Es ist unfair, wenn Außenstehende meinen, dass die Champions League weggeschenkt wird. Beispiel: Wir haben gerade in Kiel gespielt und fahren nach Barcelona. Wenn Hampus Wanne und Lasse Svan in Kiel 60 Minuten gespielt haben und ich fange in Barcelona mit Emil Jakobsen und Marius Steinhauser an, dann ist das kein Signal: ,Das schenkt er jetzt weg’. Das wäre respektlos gegenüber den Spielern. Ich will trotzdem gewinnen.
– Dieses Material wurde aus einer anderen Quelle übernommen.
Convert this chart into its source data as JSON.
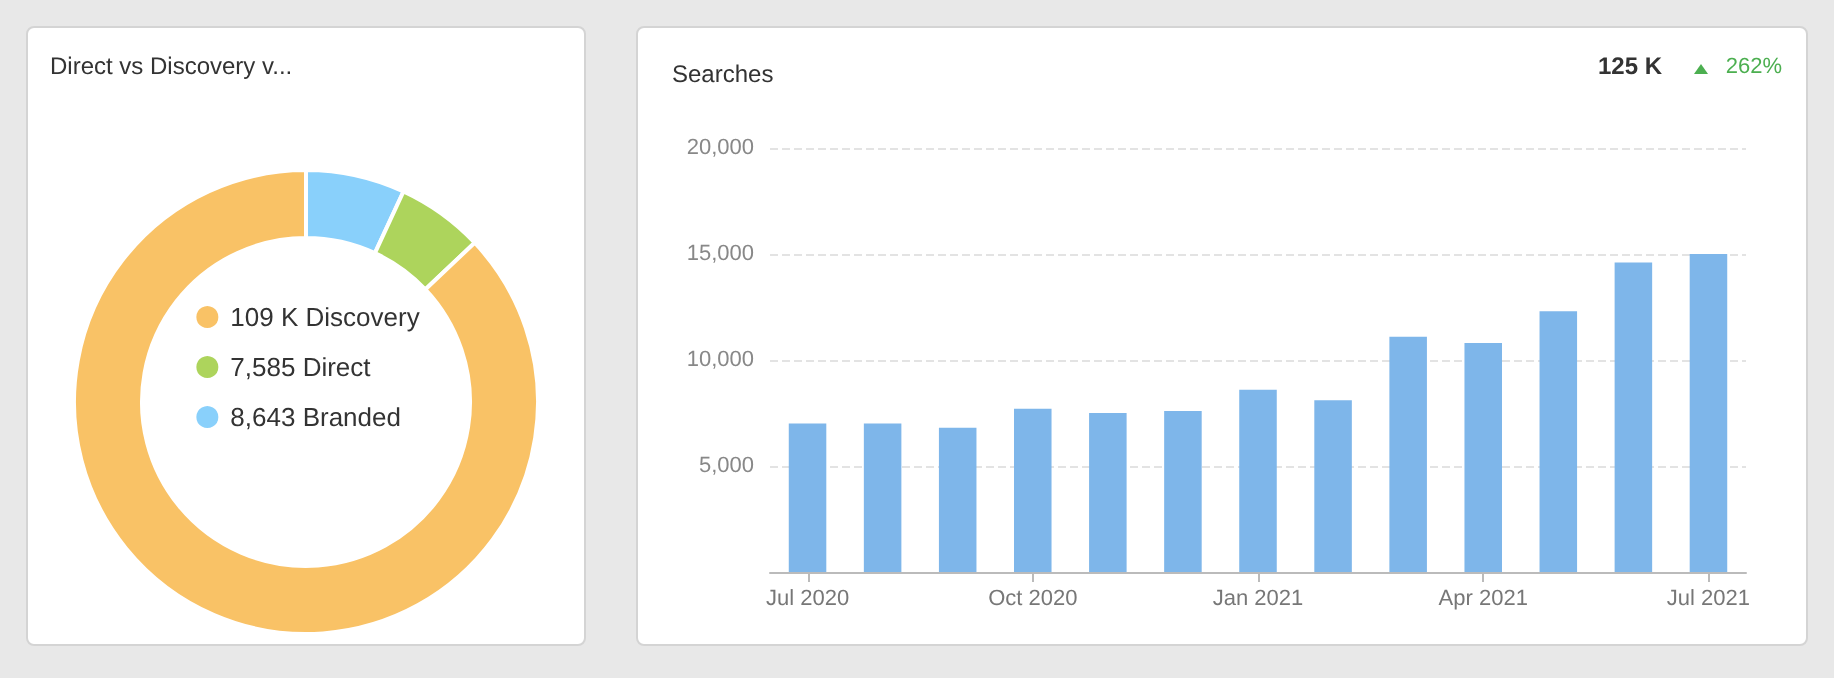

Jakobsen und Steinhauser spielen bei der SG, weil sie in Barcelona eine Superleistung bringen können. Aber ich nehme in Kauf, dass gewisse Sachen nicht funktionieren, weil die Eingespieltheit eventuell nicht da ist.

Bitte eine kurze Einschätzung zu den Neuzugängen Aaron Mensing, Anton Lindskog, Kevin Möller, Emil Jakobsen.
Aaron Mensing hat einen unglaublichen Wurf und ist sehr spielintelligent. Man sieht, wie er immer breitere Schultern bekommt, wenn er mit Mads Mensah und Jim Gottfridsson auf der Platte steht. Anton Lindskog ist ein schlauer Abwehrspieler, ist stark im Block und kann ein Spiel sehr gut lesen. Im Angriff werde ich zunächst auf Golla und Hald setzen. Aber wir haben bei allen Dreien die Möglichkeit, mit zwei Kreisläufern in die zweite Welle zu gehen – ohne Wechsel in der Vorwärtsbewegung. Darauf freue ich mich. Kevin Möller hat in Barcelona Gewinnermentalität dazubekommen, ist als Persönlichkeit gereift und als Torwart noch besser geworden. Emil Jakobsen wird sich erst an alles gewöhnen müssen: Sprache, Belastung, Reisestrapazen. Wurfvariabel ist er ohne Ende – aber: Mir ist manchmal das einfache Tor lieber.